Several are possible (bodily relaxation, focusing the patient's attention, working with a pleasant experience or an interior safe-place, etc.) then, when the induction is over and the patient is in a light hypnotic trance, the caregiver goes deepen this state to a level suitable for the treatment to be performed.

 

Conversational hypnosis occurs during a discussion between the patient and the practitioner. There is no real induction.

Through his speech, we bring the patient to a more or less deep trance using specific techniques of verbal and non-verbal communication.

This method is particularly effective in everyday work.

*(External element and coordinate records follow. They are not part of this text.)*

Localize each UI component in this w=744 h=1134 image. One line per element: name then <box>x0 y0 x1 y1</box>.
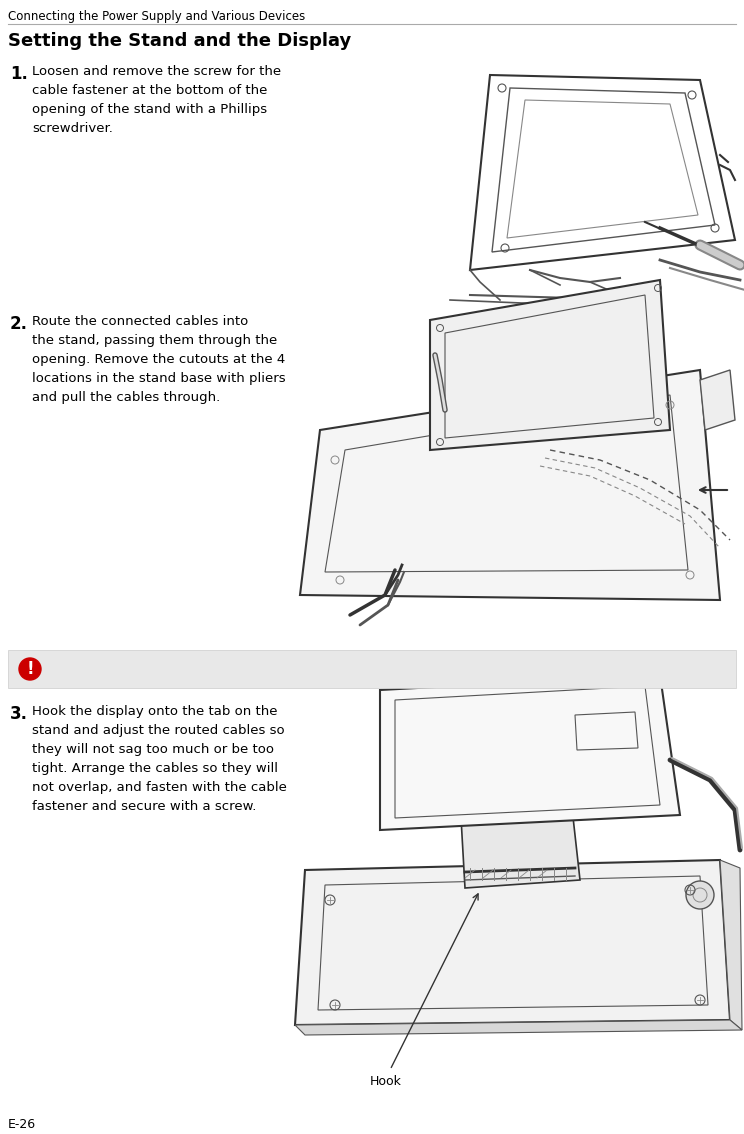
FancyBboxPatch shape <box>8 650 736 688</box>
Text: 1.: 1. <box>10 65 28 83</box>
Polygon shape <box>430 280 670 450</box>
Text: Connecting the Power Supply and Various Devices: Connecting the Power Supply and Various … <box>8 10 305 23</box>
Circle shape <box>19 658 41 680</box>
Text: 3.: 3. <box>10 705 28 723</box>
Text: Setting the Stand and the Display: Setting the Stand and the Display <box>8 32 351 50</box>
Text: !: ! <box>26 660 33 678</box>
Polygon shape <box>295 860 730 1025</box>
Text: Do not insert fingers into the cutout. This may result in injury.: Do not insert fingers into the cutout. T… <box>52 662 438 676</box>
Polygon shape <box>380 675 680 830</box>
Polygon shape <box>720 860 742 1030</box>
Polygon shape <box>460 790 580 888</box>
Text: E-26: E-26 <box>8 1118 36 1131</box>
Polygon shape <box>300 370 720 600</box>
Polygon shape <box>700 370 735 430</box>
Circle shape <box>686 881 714 909</box>
Text: 2.: 2. <box>10 315 28 333</box>
Text: Route the connected cables into
the stand, passing them through the
opening. Rem: Route the connected cables into the stan… <box>32 315 286 404</box>
Text: Loosen and remove the screw for the
cable fastener at the bottom of the
opening : Loosen and remove the screw for the cabl… <box>32 65 281 135</box>
Text: Hook: Hook <box>370 1075 402 1088</box>
Text: Hook the display onto the tab on the
stand and adjust the routed cables so
they : Hook the display onto the tab on the sta… <box>32 705 287 813</box>
Polygon shape <box>295 1019 742 1035</box>
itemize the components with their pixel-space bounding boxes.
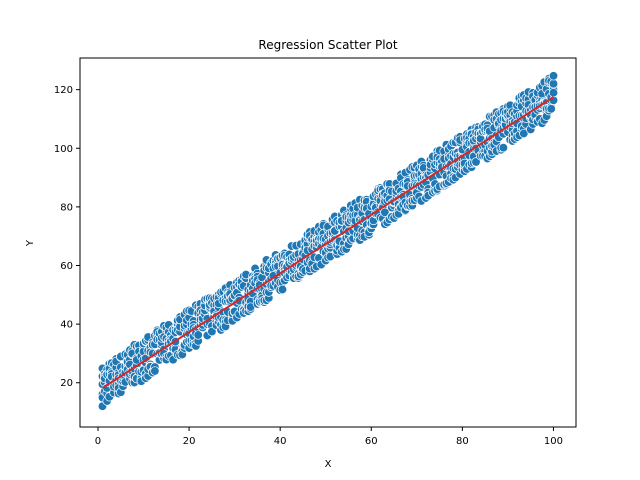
y-axis-ticks: 20 40 60 80 100 120 xyxy=(54,85,80,389)
x-tick-label: 0 xyxy=(95,436,101,447)
x-tick-label: 40 xyxy=(274,436,287,447)
y-tick-label: 60 xyxy=(60,261,73,272)
scatter-point xyxy=(193,330,203,340)
scatter-point xyxy=(519,128,529,139)
x-tick-label: 100 xyxy=(544,436,563,447)
y-tick-label: 40 xyxy=(60,320,73,331)
y-tick-label: 20 xyxy=(60,378,73,389)
scatter-point xyxy=(207,326,217,337)
x-tick-label: 80 xyxy=(456,436,469,447)
scatter-point xyxy=(277,284,288,295)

The speed of implementation is one of the major assets of conversational hypnosis.

 

Does it work for everyone?

Yes! Since it is a natural state of consciousness that accompanies the imaginary functioning of the human being. Everyone does hypnosis or self-hypnosis without knowing it.

And, no .... Since the patient's trust must first be established in the caregiver / patient relationship.

 

In the medical or dental context or in intensive care, the patient is often so trapped by his sensations and his morbid imagination that he is quite ready to follow the practitioner in a hypnosis of comfort and relief, provided that a relationship of trust is established.

 

Is it a sleep?

No! The person appears to be asleep, there is less movement of the body and the person usually has their eyes closed. However, it is an intense work of interiorization.

 

As for the hypnosis shows, they play on the credulity of the spectators, and have nothing to do with medical hypnosis!